Tough Choices for Civilians Caught up in Yemen ConflictAs the conflict in Yemen intensifies, many people caught up in the ensuing violence are forced to contemplate difficult decisions of what to do and where to flee in search of refuge. A group of 511 new arrivals from Yemen were received at the Bossaso port in Puntland on 16th April 2015. The Danish Refugee Council (DRC) has been present since the arrival of the first batch of Somali returnees and Yemenis at a temporary-designated reception centre in Bossaso.
Ahmed Alomki is a 21 year-old Yemeni youth who recently arrived in Bossaso with his elder brother and sister-in-law. He was working as an English teacher at a private school in Aden but had to flee when the conflict became too intense in his neighborhood.
“When the fighting began, many of our neighbors urged us to join and defend our neighborhood. We were even supplied with guns and ammunitions but my brother and I refused. It was difficult saying no but I don’t believe in war. I just don’t want to die for nothing,” says Ahmed.
Before the conflict started, Ahmed had just come back to Aden from Jordan where he had escaped to in 2011 at the onset of the Arab spring and the revolution in Yemen. He had high hopes when he returned to Aden, as he was soon to begin his wedding preparations - but the eruption of conflict has put his plans on hold.
“Wallahi, I feel broken by the conflict. I have had to leave behind my fiancée and it kills me that I could not do anything to help her. But I know she is safe with her parents back in the north,” added Ahmed.
Many Yemeni’s just like Ahmed and other civilians caught up in the conflict are being forced to make difficult decisions under the current circumstances.
Safio Mohamed is 35 years and is originally from Mogadishu where she fled after clan conflicts erupted in her village. She has lived in Aden for the last 19 years as a UNHCR recognized refugee and was working as a housemaid. She also had to flee with her two children when the conflict intensified in Aden.
“The situation became very bad. We feared for our lives because of the bombing every day and there was no water, electricity and food was beginning to be scarce,” says Safio.
Safio together with other Somali and Yemeni families managed to flee from Aden in hired cars but they had to pay 25,000 Yemeni riyal (USD 116) for the ride to Mukalla where they were to board a boat that was heading to Bossaso.
“We were in a convoy of three cars but the other two cars were unfortunately bombed as we escaped. It was terrible,” says Safio.

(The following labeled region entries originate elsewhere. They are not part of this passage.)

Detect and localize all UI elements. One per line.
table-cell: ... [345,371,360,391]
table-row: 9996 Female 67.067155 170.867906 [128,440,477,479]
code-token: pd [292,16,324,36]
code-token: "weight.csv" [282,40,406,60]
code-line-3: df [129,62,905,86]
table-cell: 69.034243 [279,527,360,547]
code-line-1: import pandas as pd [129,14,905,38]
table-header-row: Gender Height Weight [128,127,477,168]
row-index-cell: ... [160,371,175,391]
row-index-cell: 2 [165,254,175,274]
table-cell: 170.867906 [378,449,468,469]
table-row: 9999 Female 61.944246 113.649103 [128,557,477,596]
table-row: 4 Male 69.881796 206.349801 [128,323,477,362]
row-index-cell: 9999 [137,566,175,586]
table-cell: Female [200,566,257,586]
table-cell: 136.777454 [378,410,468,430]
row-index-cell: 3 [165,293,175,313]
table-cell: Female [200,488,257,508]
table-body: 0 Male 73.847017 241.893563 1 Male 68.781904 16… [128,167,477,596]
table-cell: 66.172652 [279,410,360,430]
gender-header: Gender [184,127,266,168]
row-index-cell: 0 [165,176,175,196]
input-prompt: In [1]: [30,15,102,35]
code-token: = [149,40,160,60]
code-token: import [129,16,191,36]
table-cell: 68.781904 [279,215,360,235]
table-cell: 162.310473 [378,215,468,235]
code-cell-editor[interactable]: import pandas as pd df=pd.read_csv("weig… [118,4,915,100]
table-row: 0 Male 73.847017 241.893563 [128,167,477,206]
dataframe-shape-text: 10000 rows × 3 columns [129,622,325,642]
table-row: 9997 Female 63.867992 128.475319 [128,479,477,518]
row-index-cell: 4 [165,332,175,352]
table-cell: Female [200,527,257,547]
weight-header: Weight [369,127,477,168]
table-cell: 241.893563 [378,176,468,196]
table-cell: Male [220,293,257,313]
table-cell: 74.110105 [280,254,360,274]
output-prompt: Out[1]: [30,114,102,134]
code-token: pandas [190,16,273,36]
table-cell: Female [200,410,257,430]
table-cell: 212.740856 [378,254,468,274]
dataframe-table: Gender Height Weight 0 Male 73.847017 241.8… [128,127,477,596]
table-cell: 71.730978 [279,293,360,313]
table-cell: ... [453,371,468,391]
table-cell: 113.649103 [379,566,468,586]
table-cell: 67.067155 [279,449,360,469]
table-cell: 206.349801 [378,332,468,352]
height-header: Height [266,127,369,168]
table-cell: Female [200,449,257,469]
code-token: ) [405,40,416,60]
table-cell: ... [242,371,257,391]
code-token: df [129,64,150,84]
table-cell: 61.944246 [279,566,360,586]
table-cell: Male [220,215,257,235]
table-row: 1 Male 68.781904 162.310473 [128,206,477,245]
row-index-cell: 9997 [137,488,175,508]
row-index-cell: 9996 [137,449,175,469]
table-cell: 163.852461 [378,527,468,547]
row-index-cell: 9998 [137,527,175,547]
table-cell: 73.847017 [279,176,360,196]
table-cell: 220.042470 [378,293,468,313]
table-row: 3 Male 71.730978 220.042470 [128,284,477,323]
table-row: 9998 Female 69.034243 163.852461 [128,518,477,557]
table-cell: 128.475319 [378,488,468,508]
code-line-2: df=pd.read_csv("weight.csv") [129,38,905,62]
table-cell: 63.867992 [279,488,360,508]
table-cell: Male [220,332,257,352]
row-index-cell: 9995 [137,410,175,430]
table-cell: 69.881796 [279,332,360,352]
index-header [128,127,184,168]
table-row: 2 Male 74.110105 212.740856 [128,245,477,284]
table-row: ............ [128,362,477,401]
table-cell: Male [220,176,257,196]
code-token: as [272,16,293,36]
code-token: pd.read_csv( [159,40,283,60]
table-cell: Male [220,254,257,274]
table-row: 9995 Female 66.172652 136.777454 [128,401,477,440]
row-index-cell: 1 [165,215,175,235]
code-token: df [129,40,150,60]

She and her children were able to get onto a boat leaving for Bossaso and were assisted by other Yemeni and Somali families to pay for the boat fare since she had spent all her remaining money to pay for the car that transported her to Mukalla.
“I was overjoyed to reach here [in Bossaso]. We were well received and were given clean water and biscuits. I felt a very big change from the situation we left behind. I don’t think I want to ever go back to Yemen after what we went through,” says Safio. Her plan now is to go back to Mogadishu as that is where her relatives are.
These sentiments are echoed by Ahmed who says, “I feel safe here. At least I don’t have to worry about stray bullets or bombings.” His immediate plan is to get to Hargeisa where he has some relatives and friends.
DRC is part of the humanitarian agencies offering assistance to the new arrivals at the reception centre in Bossaso. DRC has been providing water and biscuits to the new arrivals upon their arrival at the Bossaso port as well as with meals (breakfast, lunch and supper) throughout their stay at the reception centre.